In the same letter in which Montcalm sent these lines to his mother he says: “Je vous envoie, pour vous amuser, deux chansons sur le combat du 8 Juillet, dont l’une est en style des poissardes de Paris.” One of these songs, which were written by soldiers after the battle, begins,—
“Je chante des Francois
La valeur et la gloire,
Qui toujours sur l’Anglois
Remportent la victoire.
Ce sont des heros,
Tous nos generaux,
Et Montcalm et Levis,
Et Bourlamaque aussi.”
“Mars, qui les engendra
Pour l’honneur de la France,
D’abord les anima
De sa haute vaillance,
Et les transporta
Dans le Canada,
Ou l’on voit les Francois
Culbuter les Anglois.”
The other effusion of the military muse is in a different strain, “en style des poissardes de Paris.” The following a specimen, given literatim:—
“L’aumonier fit l’exhortation, Puis il donnit l’absolution; Aisement cela se peut croire. Enfants, dit-il, animez-vous! L’bon Dieu, sa mere, tout est pour vous. S—e! j’sommes catholiques. Les Anglois sont des heretiques.

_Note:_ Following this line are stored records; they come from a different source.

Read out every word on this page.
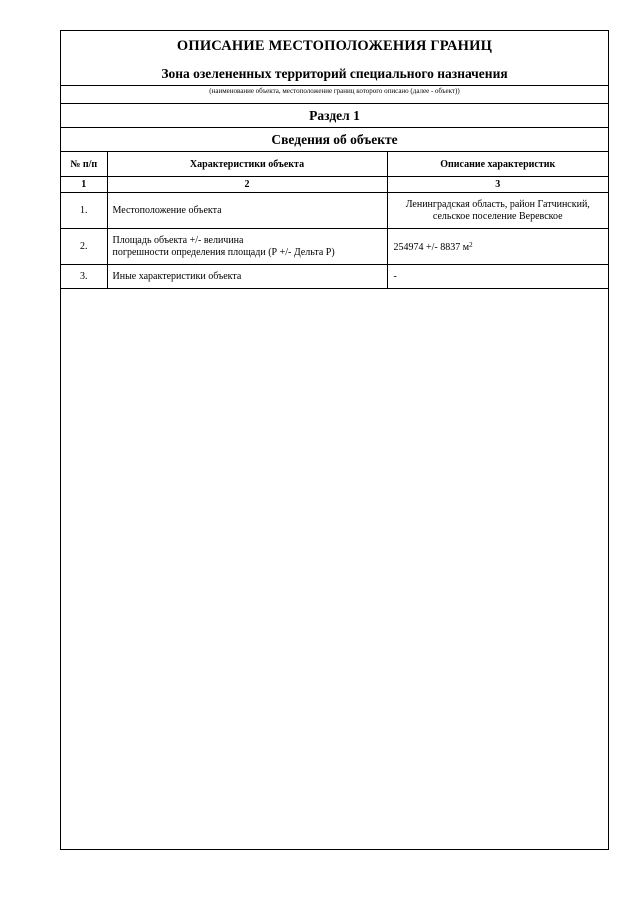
ОПИСАНИЕ МЕСТОПОЛОЖЕНИЯ ГРАНИЦ
Зона озелененных территорий специального назначения
(наименование объекта, местоположение границ которого описано (далее - объект))
Раздел 1
Сведения об объекте
№ п/п	Характеристики объекта	Описание характеристик
1	2	3
1.	Местоположение объекта	Ленинградская область, район Гатчинский,
сельское поселение Веревское
2.	Площадь объекта +/- величина
погрешности определения площади (Р +/- Дельта Р)	254974 +/- 8837 $м^2$
3.	Иные характеристики объекта	-
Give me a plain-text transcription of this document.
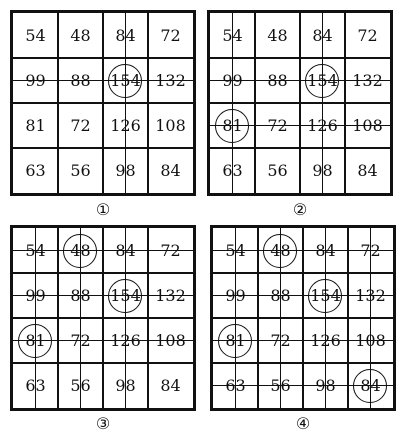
54 48 84 72
99 88 154 132
81 72 126 108
63 56 98 84
①
54 48 84 72
99 88 154 132
81 72 126 108
63 56 98 84
②
54 48 84 72
99 88 154 132
81 72 126 108
63 56 98 84
③
54 48 84 72
99 88 154 132
81 72 126 108
63 56 98 84
④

“Ce sont des chiens; a coups d’pieds, a coups d’poings faut leur casser la gueule et la machoire.”
“Soldats, officiers, generaux, Chacun en ce jour fut heros. Aisement cela se peut croire. Montcalm, comme defunt Annibal, S’montroit soldat et general. S—e! sil y avoit quelqu’un qui ne l’aimit point!”
“Je veux etre un chien; a coups d’pieds, a coups d’poings, j’lui cass’rai la gueule et la machoire.”
This is an allusion to Vaudreuil. On the battle of Ticonderoga, see Appendix G]
Chapter 21
1758
Fort Frontenac
The rashness of Abercromby before the fight was matched by his poltroonery after it. Such was his terror that on the evening of his defeat he sent an order to Colonel Cummings, commanding at Fort William Henry, to send all the sick and wounded and all the heavy artillery to New York without delay.[638] He himself followed so closely upon this disgraceful missive that Cummings had no time to obey it.
[Footnote 638: Cunningham, aide-de-camp of Abercromby, to Cummings, 8 July, 1758.]
The defeated and humbled troops proceeded to reoccupy the ground they had left a few days before in the flush of confidence and pride; and young Colonel Williams, of Massachusetts, lost no time in sending the miserable story to his uncle Israel. His letter, which is dated “Lake George (sorrowful situation), July ye 11th,” ends thus: “I have told facts; you may put the epithets upon them. In one word, what with fatigue, want of sleep, exercise of mind, and leaving the place we went to capture, the best part of the army is unhinged. I have told enough to make you sick, if the relation acts on you as the facts have on me.”